Blessed are they who mourn for they shall be, We need weeping, we need sackcloth and ashes in this church. It is so broken down. Brothers, do we understand how broken we are? We've seen it. We've seen the extent of the apostasy in our children's lives, or our brothers' lives, our sisters, our mothers, our fathers, our families, our friends.
Have we seen the turning away from the faith that's occurred in this nation?

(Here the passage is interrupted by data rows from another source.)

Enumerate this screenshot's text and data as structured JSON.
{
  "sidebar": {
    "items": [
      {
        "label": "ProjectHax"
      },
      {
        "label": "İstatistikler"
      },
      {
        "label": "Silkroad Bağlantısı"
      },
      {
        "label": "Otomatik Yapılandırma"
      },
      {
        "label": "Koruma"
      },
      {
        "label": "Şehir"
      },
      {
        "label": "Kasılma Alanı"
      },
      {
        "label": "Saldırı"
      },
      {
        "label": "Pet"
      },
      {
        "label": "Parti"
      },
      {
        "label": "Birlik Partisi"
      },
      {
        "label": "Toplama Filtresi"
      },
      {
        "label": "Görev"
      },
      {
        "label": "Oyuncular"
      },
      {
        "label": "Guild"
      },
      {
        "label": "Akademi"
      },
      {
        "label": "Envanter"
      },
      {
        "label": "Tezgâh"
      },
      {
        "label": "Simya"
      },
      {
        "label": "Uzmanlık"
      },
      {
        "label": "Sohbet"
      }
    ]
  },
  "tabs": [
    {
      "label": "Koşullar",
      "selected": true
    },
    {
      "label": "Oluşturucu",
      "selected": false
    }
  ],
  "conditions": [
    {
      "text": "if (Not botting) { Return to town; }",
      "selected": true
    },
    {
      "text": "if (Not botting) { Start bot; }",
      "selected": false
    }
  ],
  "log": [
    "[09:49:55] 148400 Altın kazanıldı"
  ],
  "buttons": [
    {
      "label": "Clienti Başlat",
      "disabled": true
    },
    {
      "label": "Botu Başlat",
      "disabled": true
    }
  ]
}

Blessed are they who mourn, for they shall be comforted. And then finally, the Church of L eo to see us to buy gold. What does that mean to buy gold? Here's what it means to buy gold.
It means to buy gold is to take everything you've ever earned in your entire life, all $35, 000 of it, and buy a ticket to Saudi Arabia, a one-way ticket, and open up a street ministry on the streets of Saudi Arabia, until they take you, they arrest you, and they put you to death. Just one example. Take everything you own and buy gold from Jesus and suffer. We brothers, we need to suffer. We need to give our lives up.
We are rich. We are self-contented. We have immunized ourselves from suffering, persecution. It's time to get out there and get persecuted for Jesus' sake. And the trial of your faith will be more precious than gold.
That's the antidote for the American church and that's what's on my heart. Let me also encourage you to a book that we have put out with an attempt to accentuate the antithesis in education. It's called World Views in Conflict and we worked hard on this for a long time and took a tremendous amount of work and a lot of pushback. It was very difficult to get this published, but I'm thankful that we've got it available now for high school and early college years. I'm hoping God will use this product.
I'm thankful for working with Master's Book, AIG's, publishing arm to get it out. But our attempt is to bring a sharp line of division between the world and Christ when it comes to literature. Because brothers, I tell you, I'm just tired of losing each successive generation in our liberal arts education. So, thank you. God bless you.